使用多语言支持的模型进行分类，指定模型名字，获取模型和tokenizer.

In [None]:
from transformers import AutoTokenizer, AutoModelForSequenceClassification
model_name = "nlptown/bert-base-multilingual-uncased-sentiment"
model = AutoModelForSequenceClassification.from_pretrained(model_name)
tokenizer = AutoTokenizer.from_pretrained(model_name)
classifier = pipeline("sentiment-analysis", model=model, tokenizer=tokenizer)

# 准备不同语言的测试文本
texts = [
    ("英语", "I am very happy to show you the 🤗 Transformers library."),
    ("中文", "我很高兴能使用Transformers库来处理自然语言。"),
    ("法语", "Je suis très heureux de vous présenter la bibliothèque Transformers."),
    ("日语", "Transformersライブラリを使用できて本当に嬉しいです。"),
    ("德语", "Ich bin sehr glücklich, Ihnen die Transformers-Bibliothek zu zeigen."),
    ("西班牙语", "Estoy muy feliz de mostrarles la biblioteca Transformers."),
    ("阿拉伯语", "أنا سعيد جدا لأظهر لكم مكتبة المحولات.")
]

# 提取文本列表
text_list = [text for _, text in texts]

# 使用tokenizer进行批量编码
pt_batch = tokenizer(text_list,
    padding=True,
    truncation=True,
    max_length=512,
    return_tensors="pt"
)
# 分析每种语言的文本并打印结果
for i, (language, text) in enumerate(texts):
    result = classifier(text)[0]
    print(f"语言: {language}")
    print(f"文本: {text}")
    print(f"编码: {pt_batch['input_ids'][i].tolist()}")
    print(f"情感分析结果: {result['label']}")
    print(f"置信度: {result['score']:.4f}\n")
    

使用 auto model


In [None]:
from transformers import AutoModelForSequenceClassification

model_name = "nlptown/bert-base-multilingual-uncased-sentiment"
pt_model = AutoModelForSequenceClassification.from_pretrained(model_name, torch_dtype="auto")

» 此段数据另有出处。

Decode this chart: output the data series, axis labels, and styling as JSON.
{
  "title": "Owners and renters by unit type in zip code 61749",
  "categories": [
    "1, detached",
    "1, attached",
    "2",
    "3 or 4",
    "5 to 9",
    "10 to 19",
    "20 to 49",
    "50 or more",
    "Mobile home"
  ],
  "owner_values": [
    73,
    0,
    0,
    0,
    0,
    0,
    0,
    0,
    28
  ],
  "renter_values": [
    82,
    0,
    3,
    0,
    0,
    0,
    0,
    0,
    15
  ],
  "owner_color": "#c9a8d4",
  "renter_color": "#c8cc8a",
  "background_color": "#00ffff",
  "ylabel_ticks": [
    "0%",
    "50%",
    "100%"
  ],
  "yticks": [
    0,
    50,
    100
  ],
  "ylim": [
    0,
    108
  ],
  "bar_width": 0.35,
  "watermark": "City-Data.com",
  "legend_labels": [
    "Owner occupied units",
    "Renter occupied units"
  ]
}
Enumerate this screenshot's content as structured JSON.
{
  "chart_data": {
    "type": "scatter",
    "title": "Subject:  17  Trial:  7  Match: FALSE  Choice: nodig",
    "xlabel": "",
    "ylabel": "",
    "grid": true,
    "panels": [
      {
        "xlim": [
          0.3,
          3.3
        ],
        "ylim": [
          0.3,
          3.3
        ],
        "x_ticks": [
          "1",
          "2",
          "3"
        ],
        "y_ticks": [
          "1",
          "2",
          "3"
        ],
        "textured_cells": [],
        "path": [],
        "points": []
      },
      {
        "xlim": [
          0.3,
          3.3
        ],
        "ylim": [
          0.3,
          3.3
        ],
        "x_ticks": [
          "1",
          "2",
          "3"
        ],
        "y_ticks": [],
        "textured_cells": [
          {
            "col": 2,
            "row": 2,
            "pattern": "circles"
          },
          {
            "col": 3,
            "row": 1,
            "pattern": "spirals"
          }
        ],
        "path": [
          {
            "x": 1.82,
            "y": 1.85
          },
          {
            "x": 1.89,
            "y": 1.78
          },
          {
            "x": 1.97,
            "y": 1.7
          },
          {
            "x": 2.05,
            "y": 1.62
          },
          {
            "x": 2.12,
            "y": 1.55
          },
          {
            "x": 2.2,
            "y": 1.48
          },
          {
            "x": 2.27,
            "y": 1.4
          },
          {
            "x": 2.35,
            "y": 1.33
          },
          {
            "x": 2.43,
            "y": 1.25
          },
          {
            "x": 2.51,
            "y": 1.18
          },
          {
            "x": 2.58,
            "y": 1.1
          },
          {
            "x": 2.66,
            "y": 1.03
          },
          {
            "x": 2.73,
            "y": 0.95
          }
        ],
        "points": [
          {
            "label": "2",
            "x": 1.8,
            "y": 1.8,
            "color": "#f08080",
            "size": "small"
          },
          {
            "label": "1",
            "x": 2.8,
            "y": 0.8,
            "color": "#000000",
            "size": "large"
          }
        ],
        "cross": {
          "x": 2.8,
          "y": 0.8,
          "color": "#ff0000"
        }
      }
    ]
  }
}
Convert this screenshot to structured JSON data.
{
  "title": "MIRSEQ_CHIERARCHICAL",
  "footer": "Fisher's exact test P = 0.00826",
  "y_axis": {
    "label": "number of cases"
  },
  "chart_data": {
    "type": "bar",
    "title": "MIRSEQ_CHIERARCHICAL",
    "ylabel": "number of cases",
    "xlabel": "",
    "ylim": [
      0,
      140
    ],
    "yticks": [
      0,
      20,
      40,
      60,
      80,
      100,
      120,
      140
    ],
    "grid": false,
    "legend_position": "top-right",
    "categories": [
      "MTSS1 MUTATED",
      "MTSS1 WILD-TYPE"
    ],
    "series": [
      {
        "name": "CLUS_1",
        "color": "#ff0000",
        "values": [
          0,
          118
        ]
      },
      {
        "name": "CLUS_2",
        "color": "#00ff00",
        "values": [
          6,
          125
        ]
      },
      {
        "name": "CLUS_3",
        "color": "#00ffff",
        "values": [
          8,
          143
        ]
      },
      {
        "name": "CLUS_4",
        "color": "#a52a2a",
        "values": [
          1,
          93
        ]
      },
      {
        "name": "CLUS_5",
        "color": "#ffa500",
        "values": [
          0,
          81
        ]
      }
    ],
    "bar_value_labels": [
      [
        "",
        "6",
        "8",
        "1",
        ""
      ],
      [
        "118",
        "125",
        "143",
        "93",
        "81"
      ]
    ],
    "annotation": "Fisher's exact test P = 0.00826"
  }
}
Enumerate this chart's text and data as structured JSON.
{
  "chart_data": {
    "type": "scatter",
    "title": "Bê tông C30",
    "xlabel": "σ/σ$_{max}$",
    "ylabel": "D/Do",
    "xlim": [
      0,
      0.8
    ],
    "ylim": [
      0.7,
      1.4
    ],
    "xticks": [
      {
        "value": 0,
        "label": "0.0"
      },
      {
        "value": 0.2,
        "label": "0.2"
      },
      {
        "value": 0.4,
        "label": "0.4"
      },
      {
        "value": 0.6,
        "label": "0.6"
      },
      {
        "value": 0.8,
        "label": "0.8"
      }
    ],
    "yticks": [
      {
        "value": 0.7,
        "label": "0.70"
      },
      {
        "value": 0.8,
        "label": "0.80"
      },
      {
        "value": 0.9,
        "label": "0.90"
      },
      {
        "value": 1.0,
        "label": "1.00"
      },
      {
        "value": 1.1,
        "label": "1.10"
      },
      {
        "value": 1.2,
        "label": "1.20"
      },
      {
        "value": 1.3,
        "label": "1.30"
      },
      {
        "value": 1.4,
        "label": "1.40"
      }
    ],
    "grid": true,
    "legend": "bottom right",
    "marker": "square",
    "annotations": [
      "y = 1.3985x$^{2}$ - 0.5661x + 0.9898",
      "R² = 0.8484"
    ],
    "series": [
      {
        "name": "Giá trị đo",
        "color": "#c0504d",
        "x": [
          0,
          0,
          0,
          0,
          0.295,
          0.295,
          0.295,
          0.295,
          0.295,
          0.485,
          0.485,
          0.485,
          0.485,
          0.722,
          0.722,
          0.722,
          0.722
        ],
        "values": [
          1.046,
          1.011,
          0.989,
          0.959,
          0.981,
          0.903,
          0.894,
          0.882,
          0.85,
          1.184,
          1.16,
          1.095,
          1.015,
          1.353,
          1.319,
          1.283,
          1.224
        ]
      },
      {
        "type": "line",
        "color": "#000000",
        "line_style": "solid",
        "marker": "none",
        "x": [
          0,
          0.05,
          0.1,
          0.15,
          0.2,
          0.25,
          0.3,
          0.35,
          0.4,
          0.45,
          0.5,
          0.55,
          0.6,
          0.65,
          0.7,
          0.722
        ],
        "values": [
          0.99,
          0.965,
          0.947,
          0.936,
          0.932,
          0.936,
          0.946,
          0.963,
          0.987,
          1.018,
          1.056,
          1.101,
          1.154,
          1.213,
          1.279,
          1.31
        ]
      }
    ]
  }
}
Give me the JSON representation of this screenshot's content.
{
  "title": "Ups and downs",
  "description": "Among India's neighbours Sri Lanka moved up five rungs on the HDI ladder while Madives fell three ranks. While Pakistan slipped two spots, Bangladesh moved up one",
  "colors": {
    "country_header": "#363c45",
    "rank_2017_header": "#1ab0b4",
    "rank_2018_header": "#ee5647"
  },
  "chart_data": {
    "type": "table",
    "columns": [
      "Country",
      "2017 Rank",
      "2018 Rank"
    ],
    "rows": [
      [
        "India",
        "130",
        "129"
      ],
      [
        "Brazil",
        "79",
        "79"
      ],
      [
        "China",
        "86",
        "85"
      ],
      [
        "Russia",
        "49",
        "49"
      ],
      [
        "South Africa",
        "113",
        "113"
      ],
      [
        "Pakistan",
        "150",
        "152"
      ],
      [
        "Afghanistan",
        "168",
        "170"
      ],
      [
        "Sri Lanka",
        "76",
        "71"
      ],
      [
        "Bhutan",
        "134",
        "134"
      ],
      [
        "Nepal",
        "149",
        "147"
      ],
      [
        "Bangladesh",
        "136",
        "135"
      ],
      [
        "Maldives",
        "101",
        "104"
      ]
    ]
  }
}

pt_outputs = pt_model(**pt_batch)

from torch import nn

pt_predictions = nn.functional.softmax(pt_outputs.logits, dim=-1)
print(pt_predictions)


SequenceClassifierOutput(loss=None, logits=tensor([[-2.5757, -2.7271, -0.9195,  1.9724,  3.2714],
        [-1.9059, -1.8607, -0.5966,  1.1100,  2.5102],
        [-2.3211, -2.4435, -0.5569,  1.6607,  2.8887],
        [-2.3028, -1.7910,  0.1935,  1.5138,  1.7481],
        [-2.2007, -2.4555, -0.9112,  1.6622,  3.0401],
        [-2.2117, -2.4682, -0.6222,  1.7106,  2.8585],
        [-0.7225, -0.3669,  0.4493,  0.4018,  0.1423]],
       grad_fn=<AddmmBackward0>), hidden_states=None, attentions=None)